Milan scored six of his points in the third quarter, which Central began on an 8-0 run after a Luke Duffley 3-pointer gave Trinity a two-point lead at halftime.

Williams was the Little Green’s catalyst in their 20-point fourth quarter as he scored nine in the final frame, including 5-of-6 shooting from the free throw line.

“The kids are trying to play for you, but when I’m up storming the sidelines it can be kind of worrisome for them,” Lett said. “In the second half I tried sitting more to allow them to be comfortable and play without the worry of making mistakes or being subbed out. They seemed to respond.”

Rediscovering a finishing touch was part of why Central was able to pull away in the fourth, but Trinity contributed to its own demise. In addition to continued problems on the boards, the Pioneers succumbed to ice-cold shooting when they needed to continue matching Central as it had during parts of the first three quarters.

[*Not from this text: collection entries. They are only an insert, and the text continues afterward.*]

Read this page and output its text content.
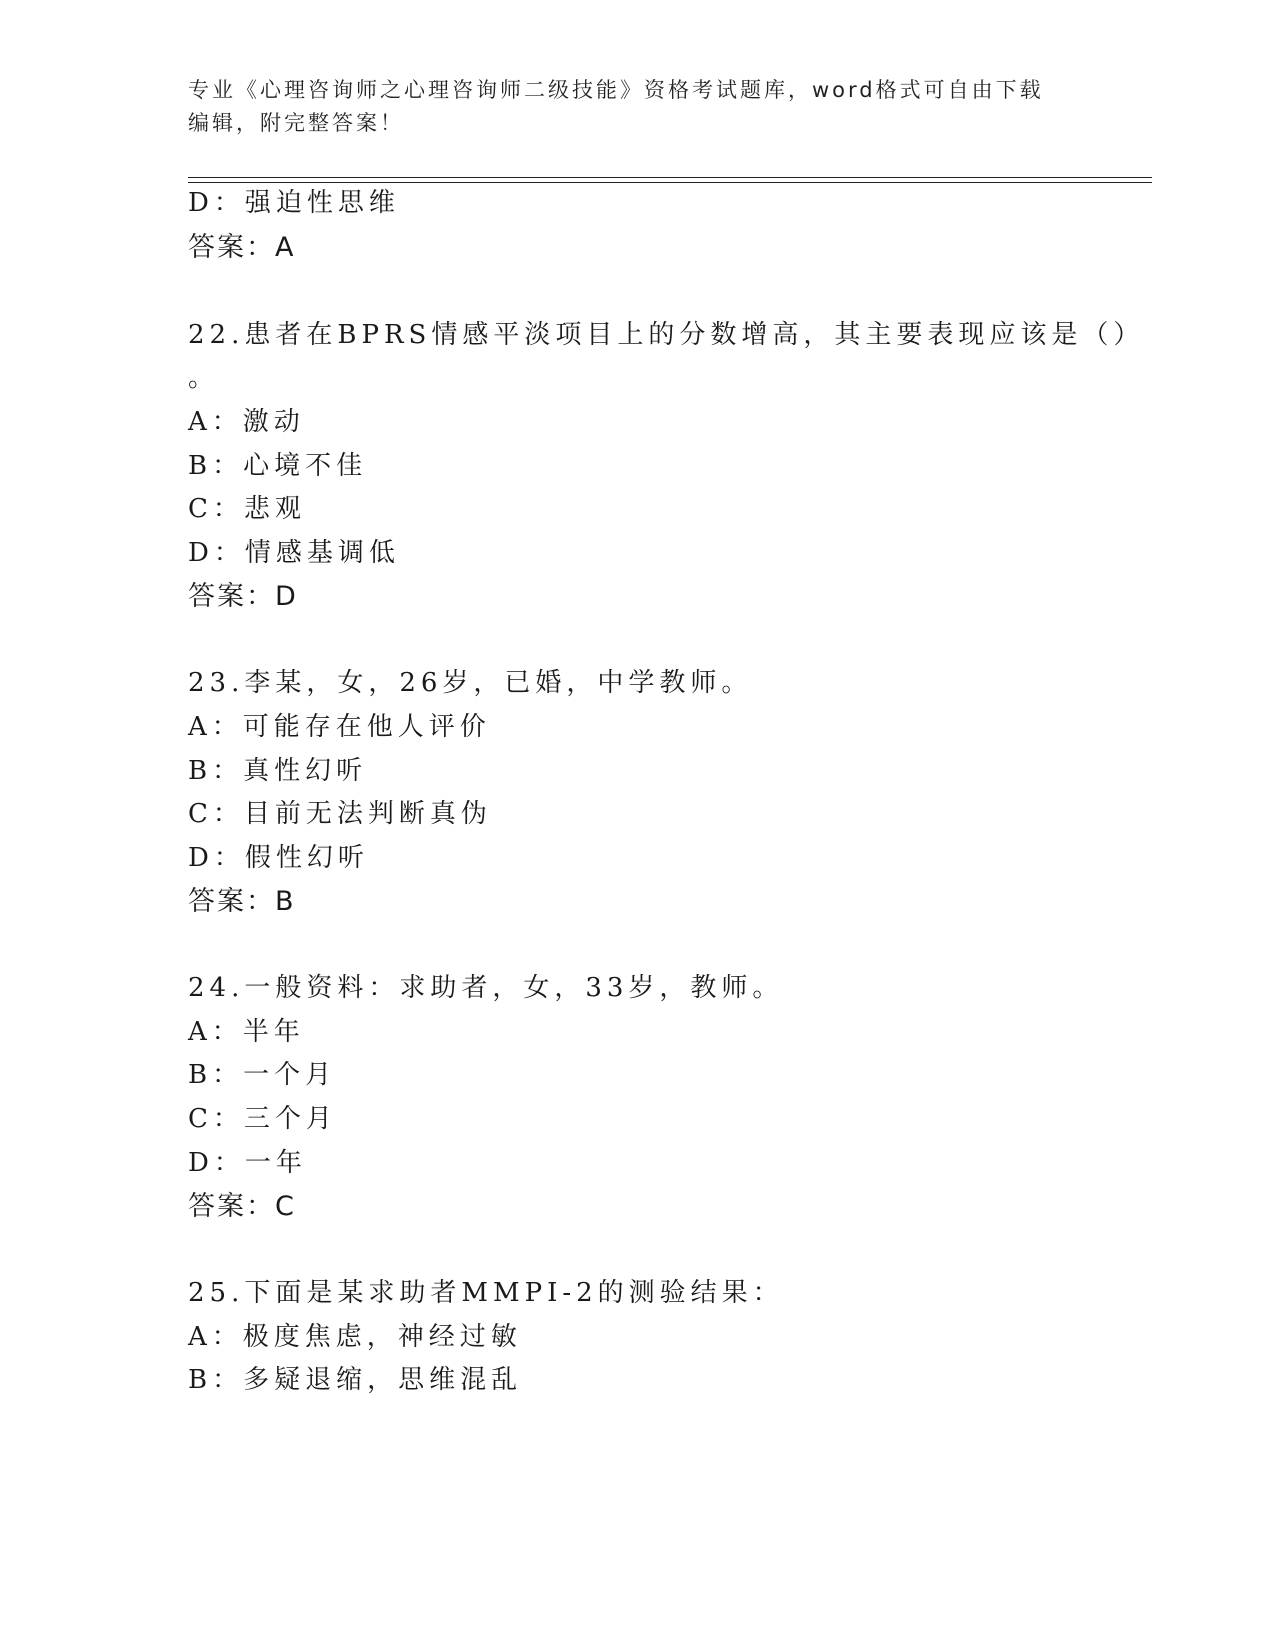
专业《心理咨询师之心理咨询师二级技能》资格考试题库，word格式可自由下载
编辑，附完整答案！
D：强迫性思维
答案：A
22.患者在BPRS情感平淡项目上的分数增高，其主要表现应该是（）
。
A：激动
B：心境不佳
C：悲观
D：情感基调低
答案：D
23.李某，女，26岁，已婚，中学教师。
A：可能存在他人评价
B：真性幻听
C：目前无法判断真伪
D：假性幻听
答案：B
24.一般资料：求助者，女，33岁，教师。
A：半年
B：一个月
C：三个月
D：一年
答案：C
25.下面是某求助者MMPI-2的测验结果：
A：极度焦虑，神经过敏
B：多疑退缩，思维混乱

“They pressured us and we really didn’t handle it all that well,” Trinity coach Jim Migneault said. “They started making layups off it and then we couldn’t shoot when we did get through. Sometimes we just can’t put the ball in the basket and it’s been our Achilles heel all year.”

Foster Stacey’s game-high 24 points was a key to Trinity hanging on as long as it did. Athiei Bol also hit double digits for the Pioneers with 17 points.

Following suit with Lett, Migneault admitted that Trinity is trying to learn how to win after losing its fair share of games in recent seasons. The Pioneers have lost eight straight and likely need to win their final five games to assure that they’ll be sneaking into the playoffs.

His team’s back is against the wall, but Migneault doesn’t see why the Pioneers can’t find a way to right the ship

“For a 3-10 team, we just keep playing and I’m happy with that,” Migneault said. “We’re trying to break through that little barrier. We’re getting close, but it’s getting late. We have to finish out strong and hope that it’ll be enough to be OK.”